@jeremy So based on your suggestion I have tried to break it down. Here is what I’ve observed:
Now I created a second bias tensor of rank 2 and tried to add that to the product of input_ and weight. And this works!!
So if we look at the size of bias and bias 1 we can see that bias is actually rank 1 tensor of size whereas bias 1 is rank 2 tensor 5*1. If we follow the broadcasting rules it is clear that bias will not work as the trailing dimension has to be either 1 or the same as the other tensor.
input@weight : 5x3
bias : 5
bias 1: 5x1
But the doubt still remains then why is it working in the custom network that we are using below:
def get_weights(*dims): return nn.Parameter(torch.randn(dims)/dims)
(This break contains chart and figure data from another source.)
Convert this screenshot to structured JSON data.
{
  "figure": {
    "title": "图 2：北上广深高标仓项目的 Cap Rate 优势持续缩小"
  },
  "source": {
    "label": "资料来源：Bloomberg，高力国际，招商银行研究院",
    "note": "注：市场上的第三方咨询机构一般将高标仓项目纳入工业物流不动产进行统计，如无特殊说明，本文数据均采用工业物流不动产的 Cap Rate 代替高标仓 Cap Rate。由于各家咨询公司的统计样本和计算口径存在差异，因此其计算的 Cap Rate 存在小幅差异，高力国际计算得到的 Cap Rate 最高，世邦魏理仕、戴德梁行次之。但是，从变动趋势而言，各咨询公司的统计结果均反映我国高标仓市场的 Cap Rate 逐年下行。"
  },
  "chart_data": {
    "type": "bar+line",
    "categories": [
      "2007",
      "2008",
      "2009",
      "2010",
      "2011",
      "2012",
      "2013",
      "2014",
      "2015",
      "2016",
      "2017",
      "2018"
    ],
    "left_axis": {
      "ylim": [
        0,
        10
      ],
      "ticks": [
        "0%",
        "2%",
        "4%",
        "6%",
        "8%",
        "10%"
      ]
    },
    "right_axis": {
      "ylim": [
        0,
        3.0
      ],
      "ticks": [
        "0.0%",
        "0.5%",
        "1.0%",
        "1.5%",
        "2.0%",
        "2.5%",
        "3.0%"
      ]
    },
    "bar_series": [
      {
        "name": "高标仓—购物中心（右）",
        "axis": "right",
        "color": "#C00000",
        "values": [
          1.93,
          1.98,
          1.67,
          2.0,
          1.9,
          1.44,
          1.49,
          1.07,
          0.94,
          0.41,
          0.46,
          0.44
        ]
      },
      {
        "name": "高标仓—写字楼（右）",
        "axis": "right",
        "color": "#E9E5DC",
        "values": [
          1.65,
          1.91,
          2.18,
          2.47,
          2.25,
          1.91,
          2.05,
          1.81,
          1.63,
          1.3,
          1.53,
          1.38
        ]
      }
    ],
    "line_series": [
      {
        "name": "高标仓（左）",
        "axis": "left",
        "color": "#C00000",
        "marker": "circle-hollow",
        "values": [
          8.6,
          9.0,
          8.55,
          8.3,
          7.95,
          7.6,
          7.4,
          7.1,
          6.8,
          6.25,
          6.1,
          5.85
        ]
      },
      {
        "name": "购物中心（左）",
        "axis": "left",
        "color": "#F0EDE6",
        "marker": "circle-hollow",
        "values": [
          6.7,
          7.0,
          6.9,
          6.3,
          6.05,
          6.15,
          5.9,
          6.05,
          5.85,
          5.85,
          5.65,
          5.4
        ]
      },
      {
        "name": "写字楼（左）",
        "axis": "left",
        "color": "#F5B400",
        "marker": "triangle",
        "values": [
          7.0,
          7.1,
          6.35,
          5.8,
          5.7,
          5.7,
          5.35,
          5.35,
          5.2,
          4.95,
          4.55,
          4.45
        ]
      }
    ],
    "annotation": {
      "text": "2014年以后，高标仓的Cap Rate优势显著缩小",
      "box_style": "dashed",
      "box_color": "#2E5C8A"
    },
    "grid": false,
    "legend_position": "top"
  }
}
def softmax(x): return torch.exp(x)/(torch.exp(x).sum(dim=1)[:,None])
self.l1_w = get_weights(28*28, 10) # Layer 1 weights
self.l1_b = get_weights(10) # Layer 1 bias
def forward(self, x):
x = x.view(x.size(0), -1)
x = (x @ self.l1_w) + self.l1_b # Linear Layer
x = torch.log(softmax(x)) # Non-linear (LogSoftmax) Layer
Because when I create a network using this class and look at the size of bias it is a rank 1 tensor. Am I missing something here?